While Diebold's touch-screen voting machines cost an average of $3,000 in the United States, the urnas (which have no touch screen) cost $420 on average, according to Justica Eleitoral, the nation's electoral commission. Buying machines in large quantities lowers their cost, authorities said. The two manufacturers, Unisys and ProComp, won public bids to make the machines, a spokesman said.
Brazil, which has alternated between military dictatorships and democracy since the fall of the imperial monarchy in 1889, has a long history of election fraud. A judge in this state of cows and grains was killed for contesting the results in one local election. Pre-urnas elections were easier to rig, said Daniel Wobeto, chief of technical operations at the electoral commission in Rio Grande do Sul. "Paper ballots were stuffed in canvas pouches, and people would switch ballots from one candidate's pile and put it in another pile," he said.
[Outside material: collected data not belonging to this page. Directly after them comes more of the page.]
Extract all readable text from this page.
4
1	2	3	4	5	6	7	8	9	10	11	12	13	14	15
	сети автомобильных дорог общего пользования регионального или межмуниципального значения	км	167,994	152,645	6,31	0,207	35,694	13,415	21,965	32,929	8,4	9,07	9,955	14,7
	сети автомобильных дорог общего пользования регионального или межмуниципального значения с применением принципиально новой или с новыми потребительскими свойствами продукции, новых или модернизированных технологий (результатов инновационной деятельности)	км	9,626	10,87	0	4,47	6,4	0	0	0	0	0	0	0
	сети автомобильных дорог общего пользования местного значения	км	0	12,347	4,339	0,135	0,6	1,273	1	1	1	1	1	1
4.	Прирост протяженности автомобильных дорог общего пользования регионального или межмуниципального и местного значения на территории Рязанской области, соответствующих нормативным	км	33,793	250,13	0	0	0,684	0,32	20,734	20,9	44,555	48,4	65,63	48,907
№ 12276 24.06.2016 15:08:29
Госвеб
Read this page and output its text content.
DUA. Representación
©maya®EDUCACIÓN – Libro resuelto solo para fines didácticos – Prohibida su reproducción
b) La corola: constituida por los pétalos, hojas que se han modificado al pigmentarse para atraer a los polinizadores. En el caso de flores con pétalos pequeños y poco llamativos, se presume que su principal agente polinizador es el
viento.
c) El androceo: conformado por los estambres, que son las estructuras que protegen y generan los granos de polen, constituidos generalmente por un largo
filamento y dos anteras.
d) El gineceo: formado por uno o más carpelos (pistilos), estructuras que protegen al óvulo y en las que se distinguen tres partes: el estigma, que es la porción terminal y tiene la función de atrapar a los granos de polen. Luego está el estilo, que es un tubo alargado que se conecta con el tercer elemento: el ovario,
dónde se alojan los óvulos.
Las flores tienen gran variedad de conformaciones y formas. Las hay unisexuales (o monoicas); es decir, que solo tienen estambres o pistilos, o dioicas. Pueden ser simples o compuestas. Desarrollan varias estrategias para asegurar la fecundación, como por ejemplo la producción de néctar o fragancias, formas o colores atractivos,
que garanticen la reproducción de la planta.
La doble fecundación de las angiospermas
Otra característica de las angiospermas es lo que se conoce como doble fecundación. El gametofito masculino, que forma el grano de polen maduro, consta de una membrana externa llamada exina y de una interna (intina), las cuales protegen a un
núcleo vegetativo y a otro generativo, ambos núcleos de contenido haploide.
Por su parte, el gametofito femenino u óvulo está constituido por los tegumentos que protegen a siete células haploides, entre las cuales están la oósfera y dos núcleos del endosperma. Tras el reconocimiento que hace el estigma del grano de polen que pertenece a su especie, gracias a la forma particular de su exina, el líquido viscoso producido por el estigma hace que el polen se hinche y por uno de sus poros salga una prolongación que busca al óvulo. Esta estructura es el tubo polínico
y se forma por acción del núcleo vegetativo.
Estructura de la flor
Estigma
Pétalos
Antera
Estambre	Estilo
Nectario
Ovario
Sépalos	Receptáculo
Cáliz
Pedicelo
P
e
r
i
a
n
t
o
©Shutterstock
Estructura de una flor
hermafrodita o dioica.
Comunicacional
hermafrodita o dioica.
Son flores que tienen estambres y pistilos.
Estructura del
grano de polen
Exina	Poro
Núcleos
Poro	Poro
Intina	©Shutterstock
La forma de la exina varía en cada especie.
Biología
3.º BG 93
First introduced in some precincts in 1996, urnas were used in all precincts in 2000. Voting officials took them on road shows, setting them up in bus and train stations and banks so Brazilians could have easy access to them.
Voters punch in digits for their candidate of choice (lists with numbers that match candidates' names are available at precincts). The name and a picture of the candidate appear after the number is punched in. Voters confirm their votes by pressing a green button.
There's no turning back once the green button has been pressed -- one of the system's drawbacks, said Wobeto.
Before elections, machine software is posted on the Internet, Wobeto said. Voting data on machines is stored on a floppy disk inserted at the back of each machine box and sealed inside with tamper-evident tape.
The machines generally inspire confidence among Brazil's multiple parties, but doing away with printed receipts unnerves some.
"For me, ideally you would have the printout as a backup," said Adel Braga, a political aide in Porto Alegre with Brazil's Partido Democratico Trabalhista (Democratic Worker's Party). Unlike other political parties, the PDT still uses paper ballots for its internal elections, and its national leader, Leonel Brizola, has criticized the electronic voting machines, saying they can be manipulated.
Wobeto said the urnas aren't flawless, but they're a leap ahead of paper balloting, which corrupt political bosses found easy to foil.
"There is no perfect solution," he said. "Every system has trade-offs."